Но саму Н. Мандельштам и ее «табунка» (из названных фамилий членов табунка — все до единой еврейские) все это волновало очень мало. В «карнавальном» (цитирую: «в карнавальном») Киеве 1918 года эти развращенные пацаны «врывались в чужие квартиры, распахивая окна и балконные двери... крепко привязывали свое декоратив­ное произведение (наглядную агитацию к демонстрации — плакаты, портреты Ленина и Троцкого, красные тряпки и прочую гадость. — A.M.) к балконной решетке». ... «Мы орали, а не говорили, и очень гордились, что иногда нам выдают ночные пропуска и мы ходим по улицам в запрет­ные часы»13. Словом — и этим ... (эпитет пусть вставит сам читатель) было очень, очень весело в заваленном трупами, изнасилованном городе. Весело за счет того, что можно было «орать, а не говорить», терроризировать нормальных людей и как бы участвовать в чем-то грандиозном — в «пе­реустройстве мира».

Про портреты Ленина и Троцкого... По рассказам моей бабушки Веры Васильевны Сидоровой, в Киеве 1918-1919 года эти портреты производили на русскую интеллигенцию особенное впечатление. Монгольское лицо Ленина будило в памяти блоковских «Скифов», восторженные бредни Брюсова про «Грядущих гуннов», модные разговоры о «конце цивилизации». Мефистофельский лик Троцкого будил другие, и тоже литературные ассоциации. Монгол и сатана смотрели с этих портретов, развешанных беснующимися прогрессенмахерами.

«Юность ни во что не вдумывается?»14 — а вот это уже прямая ложь! Не в этом дело. Это смотря какая юность.

Террор их и их близких не касался — для красных они были «свои», белые и не подумали бы заниматься истеричными, плохо воспитанными сопляками. Как-то несправедливо — даже порка им не светила. Это не отца Надежды Мандельштам водили каждый день на расстрел, это не она искала близких в подвалах ЧК, это не у нее были причины отыскать чекистку Розу.

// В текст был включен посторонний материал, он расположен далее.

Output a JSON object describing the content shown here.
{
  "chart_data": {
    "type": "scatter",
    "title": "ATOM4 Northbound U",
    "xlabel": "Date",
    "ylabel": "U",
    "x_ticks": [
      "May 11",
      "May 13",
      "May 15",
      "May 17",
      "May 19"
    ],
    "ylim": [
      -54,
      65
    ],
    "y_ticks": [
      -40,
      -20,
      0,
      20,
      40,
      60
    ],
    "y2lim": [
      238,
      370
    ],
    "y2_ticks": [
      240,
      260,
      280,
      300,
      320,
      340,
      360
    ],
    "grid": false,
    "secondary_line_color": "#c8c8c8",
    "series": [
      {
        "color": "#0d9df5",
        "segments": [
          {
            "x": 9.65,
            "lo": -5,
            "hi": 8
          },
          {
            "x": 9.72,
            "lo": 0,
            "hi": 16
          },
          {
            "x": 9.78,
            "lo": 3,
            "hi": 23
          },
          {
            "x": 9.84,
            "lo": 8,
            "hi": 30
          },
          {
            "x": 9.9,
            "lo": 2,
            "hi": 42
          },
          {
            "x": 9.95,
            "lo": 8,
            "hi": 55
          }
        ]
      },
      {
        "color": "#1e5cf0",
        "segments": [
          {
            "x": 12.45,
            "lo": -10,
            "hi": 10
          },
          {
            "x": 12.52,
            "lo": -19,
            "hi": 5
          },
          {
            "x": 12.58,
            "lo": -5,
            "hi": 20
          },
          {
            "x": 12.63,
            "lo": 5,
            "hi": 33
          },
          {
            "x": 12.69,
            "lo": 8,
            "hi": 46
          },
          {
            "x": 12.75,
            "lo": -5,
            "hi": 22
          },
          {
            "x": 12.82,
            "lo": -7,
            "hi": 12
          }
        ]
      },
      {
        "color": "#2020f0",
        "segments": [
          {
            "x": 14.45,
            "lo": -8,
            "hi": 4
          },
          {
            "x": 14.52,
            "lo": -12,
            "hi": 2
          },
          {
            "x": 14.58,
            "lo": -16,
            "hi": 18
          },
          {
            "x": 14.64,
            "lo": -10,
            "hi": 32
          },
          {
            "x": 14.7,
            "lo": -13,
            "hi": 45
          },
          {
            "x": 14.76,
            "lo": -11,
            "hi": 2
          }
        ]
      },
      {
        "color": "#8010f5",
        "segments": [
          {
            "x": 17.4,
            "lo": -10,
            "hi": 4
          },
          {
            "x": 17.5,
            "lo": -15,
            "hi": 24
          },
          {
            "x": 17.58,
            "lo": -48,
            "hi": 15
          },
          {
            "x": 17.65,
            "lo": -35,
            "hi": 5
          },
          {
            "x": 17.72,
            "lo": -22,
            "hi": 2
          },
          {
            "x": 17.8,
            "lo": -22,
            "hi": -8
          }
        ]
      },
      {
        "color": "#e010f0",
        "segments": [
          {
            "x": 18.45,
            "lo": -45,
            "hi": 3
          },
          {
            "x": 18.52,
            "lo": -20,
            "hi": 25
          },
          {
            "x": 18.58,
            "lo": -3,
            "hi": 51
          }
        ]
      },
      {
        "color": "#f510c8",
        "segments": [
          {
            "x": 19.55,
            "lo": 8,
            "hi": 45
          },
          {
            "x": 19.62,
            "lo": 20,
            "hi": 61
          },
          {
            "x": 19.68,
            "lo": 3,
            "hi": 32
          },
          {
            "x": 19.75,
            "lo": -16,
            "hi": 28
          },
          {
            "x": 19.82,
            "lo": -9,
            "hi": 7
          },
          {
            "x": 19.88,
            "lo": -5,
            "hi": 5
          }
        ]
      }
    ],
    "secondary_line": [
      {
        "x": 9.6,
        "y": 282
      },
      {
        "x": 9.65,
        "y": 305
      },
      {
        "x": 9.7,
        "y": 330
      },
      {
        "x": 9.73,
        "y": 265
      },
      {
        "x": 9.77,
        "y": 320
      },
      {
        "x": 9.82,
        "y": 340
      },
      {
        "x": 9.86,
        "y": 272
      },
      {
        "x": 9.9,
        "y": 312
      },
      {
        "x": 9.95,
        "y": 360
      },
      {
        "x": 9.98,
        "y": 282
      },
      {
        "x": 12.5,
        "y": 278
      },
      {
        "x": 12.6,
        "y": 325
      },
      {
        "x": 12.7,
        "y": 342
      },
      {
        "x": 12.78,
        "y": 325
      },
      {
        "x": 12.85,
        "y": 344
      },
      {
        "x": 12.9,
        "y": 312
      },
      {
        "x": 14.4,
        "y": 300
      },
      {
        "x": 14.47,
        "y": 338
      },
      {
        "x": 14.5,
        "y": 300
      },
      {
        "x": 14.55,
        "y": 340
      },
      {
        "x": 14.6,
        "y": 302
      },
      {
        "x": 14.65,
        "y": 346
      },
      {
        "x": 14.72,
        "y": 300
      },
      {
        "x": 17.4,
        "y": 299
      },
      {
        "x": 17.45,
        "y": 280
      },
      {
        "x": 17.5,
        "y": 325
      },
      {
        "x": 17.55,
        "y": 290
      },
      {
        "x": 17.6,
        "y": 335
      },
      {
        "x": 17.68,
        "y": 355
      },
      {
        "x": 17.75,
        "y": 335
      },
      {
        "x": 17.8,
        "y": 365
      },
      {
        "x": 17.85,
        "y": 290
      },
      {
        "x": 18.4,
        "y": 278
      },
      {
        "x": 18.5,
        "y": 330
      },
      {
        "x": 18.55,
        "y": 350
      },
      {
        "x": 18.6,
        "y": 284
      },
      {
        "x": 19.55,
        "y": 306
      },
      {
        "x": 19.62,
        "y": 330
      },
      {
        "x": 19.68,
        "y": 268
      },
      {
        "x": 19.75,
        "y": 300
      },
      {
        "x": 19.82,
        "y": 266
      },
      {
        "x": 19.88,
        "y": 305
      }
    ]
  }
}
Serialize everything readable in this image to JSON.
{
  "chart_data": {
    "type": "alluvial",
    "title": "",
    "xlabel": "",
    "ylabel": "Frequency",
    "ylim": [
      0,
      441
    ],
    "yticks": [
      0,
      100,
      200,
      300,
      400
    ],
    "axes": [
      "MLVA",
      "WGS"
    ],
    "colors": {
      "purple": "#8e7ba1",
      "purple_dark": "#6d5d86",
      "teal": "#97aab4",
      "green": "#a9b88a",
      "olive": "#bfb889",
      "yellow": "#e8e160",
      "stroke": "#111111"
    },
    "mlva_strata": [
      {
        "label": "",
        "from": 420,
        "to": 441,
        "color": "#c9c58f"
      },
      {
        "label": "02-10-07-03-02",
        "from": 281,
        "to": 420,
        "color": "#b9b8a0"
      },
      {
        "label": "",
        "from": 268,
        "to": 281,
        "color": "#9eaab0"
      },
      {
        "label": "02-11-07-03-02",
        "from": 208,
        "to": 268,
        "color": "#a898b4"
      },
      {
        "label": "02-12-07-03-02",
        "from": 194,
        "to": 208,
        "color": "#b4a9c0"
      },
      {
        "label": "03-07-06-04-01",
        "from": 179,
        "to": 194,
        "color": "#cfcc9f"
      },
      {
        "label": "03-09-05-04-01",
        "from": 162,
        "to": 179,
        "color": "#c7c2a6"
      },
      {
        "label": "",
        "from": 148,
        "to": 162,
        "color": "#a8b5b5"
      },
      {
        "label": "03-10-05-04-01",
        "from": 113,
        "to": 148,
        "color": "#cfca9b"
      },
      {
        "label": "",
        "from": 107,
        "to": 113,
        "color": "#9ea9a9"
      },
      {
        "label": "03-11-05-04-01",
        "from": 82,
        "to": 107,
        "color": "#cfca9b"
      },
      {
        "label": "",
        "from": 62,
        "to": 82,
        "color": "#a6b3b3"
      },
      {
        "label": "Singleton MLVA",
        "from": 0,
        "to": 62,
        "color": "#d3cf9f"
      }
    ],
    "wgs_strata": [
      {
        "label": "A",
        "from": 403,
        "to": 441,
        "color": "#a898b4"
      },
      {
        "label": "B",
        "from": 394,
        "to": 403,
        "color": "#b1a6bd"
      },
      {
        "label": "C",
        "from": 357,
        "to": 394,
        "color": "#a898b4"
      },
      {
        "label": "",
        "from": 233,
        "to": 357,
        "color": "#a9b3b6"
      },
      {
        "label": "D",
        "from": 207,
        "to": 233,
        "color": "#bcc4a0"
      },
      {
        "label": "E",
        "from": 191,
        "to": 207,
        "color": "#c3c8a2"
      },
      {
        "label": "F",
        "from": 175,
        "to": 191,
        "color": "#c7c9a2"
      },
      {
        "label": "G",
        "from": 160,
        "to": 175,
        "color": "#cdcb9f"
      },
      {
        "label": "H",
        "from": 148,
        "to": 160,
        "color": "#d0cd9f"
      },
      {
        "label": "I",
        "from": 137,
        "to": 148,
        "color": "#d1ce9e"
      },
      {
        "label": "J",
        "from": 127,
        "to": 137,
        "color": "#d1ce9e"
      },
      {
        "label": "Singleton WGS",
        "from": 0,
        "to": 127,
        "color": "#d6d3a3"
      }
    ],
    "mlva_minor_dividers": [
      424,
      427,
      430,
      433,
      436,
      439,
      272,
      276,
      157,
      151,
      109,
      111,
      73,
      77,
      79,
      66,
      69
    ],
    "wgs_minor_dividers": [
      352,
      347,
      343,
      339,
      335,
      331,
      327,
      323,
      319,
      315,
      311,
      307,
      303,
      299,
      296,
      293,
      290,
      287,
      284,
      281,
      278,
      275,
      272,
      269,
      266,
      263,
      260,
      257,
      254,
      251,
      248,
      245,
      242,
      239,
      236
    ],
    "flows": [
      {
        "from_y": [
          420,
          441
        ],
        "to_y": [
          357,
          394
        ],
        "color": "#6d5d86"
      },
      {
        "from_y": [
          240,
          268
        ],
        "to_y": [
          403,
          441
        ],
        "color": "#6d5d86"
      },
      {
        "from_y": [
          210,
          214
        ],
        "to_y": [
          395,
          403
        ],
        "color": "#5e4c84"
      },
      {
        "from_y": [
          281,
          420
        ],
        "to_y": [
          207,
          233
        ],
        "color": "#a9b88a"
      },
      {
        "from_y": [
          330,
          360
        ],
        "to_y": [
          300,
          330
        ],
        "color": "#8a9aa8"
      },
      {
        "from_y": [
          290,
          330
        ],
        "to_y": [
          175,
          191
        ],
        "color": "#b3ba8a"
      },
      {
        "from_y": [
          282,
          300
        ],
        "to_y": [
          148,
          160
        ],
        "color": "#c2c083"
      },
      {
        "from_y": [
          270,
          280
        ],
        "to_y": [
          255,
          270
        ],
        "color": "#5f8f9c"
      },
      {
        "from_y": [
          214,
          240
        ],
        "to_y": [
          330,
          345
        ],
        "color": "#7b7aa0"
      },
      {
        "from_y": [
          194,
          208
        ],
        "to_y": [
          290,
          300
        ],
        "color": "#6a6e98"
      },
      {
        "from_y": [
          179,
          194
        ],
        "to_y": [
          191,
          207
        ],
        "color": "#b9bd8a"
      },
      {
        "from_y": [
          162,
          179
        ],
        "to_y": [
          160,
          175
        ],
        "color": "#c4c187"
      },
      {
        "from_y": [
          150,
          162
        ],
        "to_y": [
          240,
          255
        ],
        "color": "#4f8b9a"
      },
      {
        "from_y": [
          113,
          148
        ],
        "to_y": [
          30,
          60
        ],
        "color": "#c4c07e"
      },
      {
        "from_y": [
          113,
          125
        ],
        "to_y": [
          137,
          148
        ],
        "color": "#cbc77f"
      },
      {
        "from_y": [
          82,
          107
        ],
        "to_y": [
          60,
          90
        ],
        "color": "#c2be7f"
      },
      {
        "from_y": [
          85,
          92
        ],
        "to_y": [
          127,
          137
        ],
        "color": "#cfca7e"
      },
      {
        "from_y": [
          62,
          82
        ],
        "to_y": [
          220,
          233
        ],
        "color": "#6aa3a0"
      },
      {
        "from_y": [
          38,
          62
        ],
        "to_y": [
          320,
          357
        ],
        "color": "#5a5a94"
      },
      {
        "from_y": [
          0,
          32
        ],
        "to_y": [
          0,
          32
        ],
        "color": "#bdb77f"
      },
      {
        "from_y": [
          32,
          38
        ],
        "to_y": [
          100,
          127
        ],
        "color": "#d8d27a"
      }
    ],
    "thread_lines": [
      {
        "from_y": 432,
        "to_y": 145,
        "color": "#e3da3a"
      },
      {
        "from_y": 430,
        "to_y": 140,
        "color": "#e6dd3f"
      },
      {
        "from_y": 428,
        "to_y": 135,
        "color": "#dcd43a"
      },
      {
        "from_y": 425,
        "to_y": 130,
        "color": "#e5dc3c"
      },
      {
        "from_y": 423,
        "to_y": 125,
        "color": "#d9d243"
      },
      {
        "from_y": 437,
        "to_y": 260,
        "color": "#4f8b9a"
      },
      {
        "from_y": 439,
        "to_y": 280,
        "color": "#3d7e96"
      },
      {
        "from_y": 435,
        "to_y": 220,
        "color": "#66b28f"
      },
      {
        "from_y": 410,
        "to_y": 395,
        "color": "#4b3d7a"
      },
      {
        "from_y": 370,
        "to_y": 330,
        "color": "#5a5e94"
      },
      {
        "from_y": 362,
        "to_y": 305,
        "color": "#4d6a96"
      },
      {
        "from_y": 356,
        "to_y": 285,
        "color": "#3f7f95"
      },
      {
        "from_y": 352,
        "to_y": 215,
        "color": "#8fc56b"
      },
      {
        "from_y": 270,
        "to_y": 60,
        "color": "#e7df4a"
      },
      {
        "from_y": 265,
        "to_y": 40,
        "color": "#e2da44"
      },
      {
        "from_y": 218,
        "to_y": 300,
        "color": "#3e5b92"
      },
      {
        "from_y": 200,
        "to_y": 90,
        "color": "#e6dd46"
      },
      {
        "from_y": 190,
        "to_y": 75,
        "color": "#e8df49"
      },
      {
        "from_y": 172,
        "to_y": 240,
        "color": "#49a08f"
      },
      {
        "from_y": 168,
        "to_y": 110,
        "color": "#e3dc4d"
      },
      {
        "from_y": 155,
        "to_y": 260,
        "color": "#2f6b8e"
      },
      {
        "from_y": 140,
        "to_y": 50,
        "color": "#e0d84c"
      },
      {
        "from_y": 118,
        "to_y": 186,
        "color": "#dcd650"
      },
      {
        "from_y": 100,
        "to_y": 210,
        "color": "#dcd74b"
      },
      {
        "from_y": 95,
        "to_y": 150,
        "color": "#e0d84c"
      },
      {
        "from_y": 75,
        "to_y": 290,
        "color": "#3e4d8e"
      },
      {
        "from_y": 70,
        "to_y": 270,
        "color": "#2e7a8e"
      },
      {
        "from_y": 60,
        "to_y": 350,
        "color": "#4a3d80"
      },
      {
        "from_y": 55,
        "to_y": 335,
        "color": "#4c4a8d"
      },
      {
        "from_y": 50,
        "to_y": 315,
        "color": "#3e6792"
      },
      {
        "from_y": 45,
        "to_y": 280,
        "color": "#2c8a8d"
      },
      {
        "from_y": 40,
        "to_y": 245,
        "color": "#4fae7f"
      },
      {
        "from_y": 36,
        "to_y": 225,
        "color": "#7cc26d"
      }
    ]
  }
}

Более того! За работу по изготовлению и развешива­нию «наглядной агитации» «табунку» платили, а «бежавшие с севера настоящие дамы пекли необычайные домашние пирожки и сами обслуживали посетителей»15. Наверное, и у этих «настоящих дам», и у обитателей квартир, в ко­торые врывался «табунок», были дочки-сверстницы этих «орущих, а не говорящих». И уж наверное, у них были совсем, совсем другие проблемы, уверяю вас.

Так что враки, будто юность так уж ни во что и не вдумывается — это уж смотря какая юность. Да и зре­лость у отца Н. Мандельштам и медленно убиваемого полицмейстера была разная. Для всех этих людей Киев был каким угодно, только не «карнавальным».

В буйном веселье образца 1919 года Н.Мандельштам в старости начала каяться, возлагая на двадцатые годы и «людей двадцатых годов» ответственность за произо­шедшее со страной. «Двадцатые годы оставили нам такое наследство, с которым справиться почти невозможно».

Правда, это вот навязчивое, стократ повторенное «мы»... «Проливая кровь, мы твердили, что это делается для сча­стья людей». Все навязчивые варианты «Мы все потеряли себя...», «с нами всеми произошло....... Тут возникает все тот же вопрос — почему малопочтенная Надежда Яковлевна так упорно не видит вокруг себя людей с совершенно другим жизненным опытом? Людей, которым в 1918 и 1919 году вовсе не было весело. Помните начало «Белой гвардии» М. Булгакова? «Велик был год и страшен год по Рождестве Христовом, от начала же революции второй»16. И у него же сказано, что год 1919-й был еще страшнее предшественника (не для Мандельштам и ей подобных).